Each of the current 669 residents costs the state $120,000 a year. The facility has a total annual budget of $73 M.
Last month a task force was created to come up with recommendations for the legislature to develop new programs to treat predatory offenders.
“I think it will be an interesting discussion,” Senator Roger Reinert, DFL of Duluth said. “Does the legislature look at this from people's rights, the civil rights that we all have regardless.To me that will be the interesting conversation when the legislature looks at the recommendations and tries to look at other ideas. Will it be a policy conversation or will it be a political conversation.”

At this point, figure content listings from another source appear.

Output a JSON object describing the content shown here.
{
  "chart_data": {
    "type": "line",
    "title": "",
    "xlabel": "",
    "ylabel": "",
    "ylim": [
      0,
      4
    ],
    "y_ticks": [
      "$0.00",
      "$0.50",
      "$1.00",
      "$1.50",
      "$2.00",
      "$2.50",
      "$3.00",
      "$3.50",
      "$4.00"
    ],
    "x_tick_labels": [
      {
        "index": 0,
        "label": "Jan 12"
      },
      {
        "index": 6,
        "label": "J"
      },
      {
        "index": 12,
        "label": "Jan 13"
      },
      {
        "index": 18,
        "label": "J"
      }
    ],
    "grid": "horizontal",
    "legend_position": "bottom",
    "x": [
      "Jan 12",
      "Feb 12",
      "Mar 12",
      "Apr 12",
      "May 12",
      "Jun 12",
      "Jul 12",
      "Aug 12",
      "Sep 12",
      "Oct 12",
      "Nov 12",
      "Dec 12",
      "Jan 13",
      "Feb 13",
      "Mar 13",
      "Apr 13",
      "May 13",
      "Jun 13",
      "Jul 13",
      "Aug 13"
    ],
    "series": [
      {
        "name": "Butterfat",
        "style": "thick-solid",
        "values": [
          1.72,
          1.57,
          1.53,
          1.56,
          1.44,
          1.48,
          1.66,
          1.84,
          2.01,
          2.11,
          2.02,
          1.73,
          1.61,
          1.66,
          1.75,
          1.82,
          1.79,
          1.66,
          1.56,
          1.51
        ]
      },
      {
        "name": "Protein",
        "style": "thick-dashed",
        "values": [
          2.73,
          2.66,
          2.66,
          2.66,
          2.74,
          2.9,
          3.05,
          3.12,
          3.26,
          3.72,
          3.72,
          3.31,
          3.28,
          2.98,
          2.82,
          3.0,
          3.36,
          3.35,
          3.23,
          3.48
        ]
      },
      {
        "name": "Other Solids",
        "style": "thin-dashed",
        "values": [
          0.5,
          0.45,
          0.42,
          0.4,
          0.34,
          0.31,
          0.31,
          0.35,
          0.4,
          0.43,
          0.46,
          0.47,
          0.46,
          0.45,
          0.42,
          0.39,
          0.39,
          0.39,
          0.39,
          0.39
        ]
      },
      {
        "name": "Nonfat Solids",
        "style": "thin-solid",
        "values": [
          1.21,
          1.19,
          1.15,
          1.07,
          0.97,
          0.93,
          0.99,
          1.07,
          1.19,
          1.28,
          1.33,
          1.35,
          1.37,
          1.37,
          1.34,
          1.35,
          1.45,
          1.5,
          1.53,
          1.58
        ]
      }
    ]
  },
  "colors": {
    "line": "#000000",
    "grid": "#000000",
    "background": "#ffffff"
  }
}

Among the recommendations are the creation of smaller group homes, outpatient centers and other treatment programs throughout the state.
Predatory rapists may not actually wind up committed to MSOP if they are compliant, go through treatment, show remorse, admit their crime.
Panel members recognize this is going to be a tough sell with many concerned about public safety if predatory sex offenders are released into less restrictive settings. Lawmakers plan to meet over the several few weeks to develop a course of action.
Minnesota State Commissioner of Human Services, Lucinda Jesson, will work with lawmakers in developing a more acceptable, affordable program.